Things aren’t significantly different for Axis Bank, which is usually seen as more aggressive than its larger peer HDFC Bank. Axis, which saw its loans grow at 52 per cent on average in the last five years, saw this growth slump to a third of the long-term average in the September 2009 quarter due to moderate credit off-take. For Axis, retail accounts for a fifth of total loans. The bank has also been slowing down lending to commercial vehicle, personal loans and credit cards segments. However, in the recent quarter good traction was visible in the car loans, SME and home loans; most of these saw a growth of 20-30 per cent.

Going ahead, both the banks are expected to outgrow the industry. Axis and HDFC Bank are expected to report a growth of about 25 per cent and 20 per cent, respectively in lending volumes.

Other income boost
While lending slowed down, other income has boosted the overall profitability for both the banks in the recent past. For HDFC Bank, treasury profits as a proportion of total operating income ranged 5.5-9 per cent in the first two quarters of 2009-10, more than double the 2.5-3 per cent that was observed over the last two years. The strong 57 per cent growth in other income in the September quarter cushioned the meagre NII (interest income earned minus expended) growth, which has been stagnant since the Q2 of 2008-09. Along with a tab on expenses, HDFC Bank maintained the growth in net profits at over 30 per cent.
 

ON A GROWTH CURVE
in Rs crore Axis Bank HDFC Bank
FY09 FY10E FY11E FY09 FY10E FY11E
Net interest income 3,686 4,831 6,179 7,421 8,578 10,824
Other income 2,896 3,796 4,289 3,291 4,183 4,878
Operating profit 3,725 5,003 5,889 5,179 6,632 8,254
Net profit 1,815 2,280 2,880 2,245 3,007 3,957
P/E (x) 19.9 17.7 14.0 32.7 25.9 19.7
P/BV (x) 3.5 2.6 2.2 4.9 3.6 3.2
E: Analysts' estimates

Axis Bank, too, saw its other income jump 54 per cent y-o-y compared to the 27 per cent increase in the NII, mainly due to higher treasury profits.

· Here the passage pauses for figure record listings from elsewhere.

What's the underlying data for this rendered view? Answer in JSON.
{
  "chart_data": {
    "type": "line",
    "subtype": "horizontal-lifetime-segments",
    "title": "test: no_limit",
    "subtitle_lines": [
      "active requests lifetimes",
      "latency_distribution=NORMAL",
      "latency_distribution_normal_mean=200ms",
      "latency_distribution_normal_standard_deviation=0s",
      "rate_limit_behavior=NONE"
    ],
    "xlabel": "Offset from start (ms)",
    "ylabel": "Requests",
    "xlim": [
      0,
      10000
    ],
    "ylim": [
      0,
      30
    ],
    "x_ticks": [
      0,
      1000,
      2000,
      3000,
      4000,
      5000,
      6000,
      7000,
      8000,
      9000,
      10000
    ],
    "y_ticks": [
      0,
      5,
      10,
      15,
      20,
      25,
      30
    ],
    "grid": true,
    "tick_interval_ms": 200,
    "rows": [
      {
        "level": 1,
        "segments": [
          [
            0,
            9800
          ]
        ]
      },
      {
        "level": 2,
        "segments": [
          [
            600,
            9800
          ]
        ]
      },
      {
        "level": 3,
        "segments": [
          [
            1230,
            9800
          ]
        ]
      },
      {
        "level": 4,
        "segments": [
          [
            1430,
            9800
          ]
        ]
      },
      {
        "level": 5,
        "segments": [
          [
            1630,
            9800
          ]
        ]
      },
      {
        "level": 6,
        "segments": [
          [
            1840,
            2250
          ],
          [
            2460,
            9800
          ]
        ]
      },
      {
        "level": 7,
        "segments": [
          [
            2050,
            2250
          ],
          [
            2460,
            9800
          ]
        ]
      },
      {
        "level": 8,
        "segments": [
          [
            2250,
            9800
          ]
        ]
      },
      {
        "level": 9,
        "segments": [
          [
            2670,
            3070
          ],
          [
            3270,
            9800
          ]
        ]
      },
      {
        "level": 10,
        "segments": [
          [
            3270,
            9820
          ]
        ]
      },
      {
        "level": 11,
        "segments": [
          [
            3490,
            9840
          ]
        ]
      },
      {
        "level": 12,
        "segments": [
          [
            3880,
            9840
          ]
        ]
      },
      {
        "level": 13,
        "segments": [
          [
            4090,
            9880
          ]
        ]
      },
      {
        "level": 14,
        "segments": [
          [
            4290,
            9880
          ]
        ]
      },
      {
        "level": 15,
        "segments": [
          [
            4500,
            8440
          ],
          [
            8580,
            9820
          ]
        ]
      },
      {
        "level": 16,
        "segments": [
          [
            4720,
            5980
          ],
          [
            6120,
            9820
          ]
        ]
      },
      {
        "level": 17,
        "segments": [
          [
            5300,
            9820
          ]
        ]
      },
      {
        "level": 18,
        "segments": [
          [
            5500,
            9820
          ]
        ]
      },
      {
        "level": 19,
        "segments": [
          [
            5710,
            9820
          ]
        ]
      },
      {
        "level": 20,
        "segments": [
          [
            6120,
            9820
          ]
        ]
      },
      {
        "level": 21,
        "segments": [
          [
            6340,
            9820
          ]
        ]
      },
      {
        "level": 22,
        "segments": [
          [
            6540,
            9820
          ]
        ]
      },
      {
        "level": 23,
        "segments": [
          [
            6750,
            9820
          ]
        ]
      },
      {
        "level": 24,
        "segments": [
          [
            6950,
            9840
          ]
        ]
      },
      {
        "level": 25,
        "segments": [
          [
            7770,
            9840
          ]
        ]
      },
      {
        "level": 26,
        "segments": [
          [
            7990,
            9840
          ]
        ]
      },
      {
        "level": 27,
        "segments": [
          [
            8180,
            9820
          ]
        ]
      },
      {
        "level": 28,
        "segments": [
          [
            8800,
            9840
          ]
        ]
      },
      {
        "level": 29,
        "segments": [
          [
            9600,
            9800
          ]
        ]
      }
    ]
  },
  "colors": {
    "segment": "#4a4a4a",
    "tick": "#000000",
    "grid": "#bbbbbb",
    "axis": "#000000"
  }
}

Going ahead, both the banks may not be able to sustain higher trading gains as yields have started firming up. Nevertheless, expect both the banks to deliver net profit growth of 25-30 per cent per annum in the next two years.

Conclusion
The two banks are adequately capitalised with their capital adequacy ratio at over 15.5 per cent, which gives them the fuel to lend more as demand for credit picks up. However, the return on net-worth (RoE) ratio would come-off for both the banks, as they would be raising funds through the equity route in 2009-10.

Importantly, high-cost deposits are getting re-priced at lower levels and new funds coming at lower interest rates (including an expected rise in low-cost CASA deposits). Not surprisingly, NIMs were higher by about 10-20 bps for both the banks compared to the June 2009 quarter. Going ahead, expect the net interest margins (NIMs) of HDFC Bank and Axis Bank, which are among the best in the industry currently, to improve from the levels of 4.10-4.30 and 3.10-3.50, respectively seen in the previous four quarters. The stock of HDFC Bank and Axis Bank trade at 3.2 times and 2.2 times, respectively of their estimated 2010-11 book value, and can be added on dips.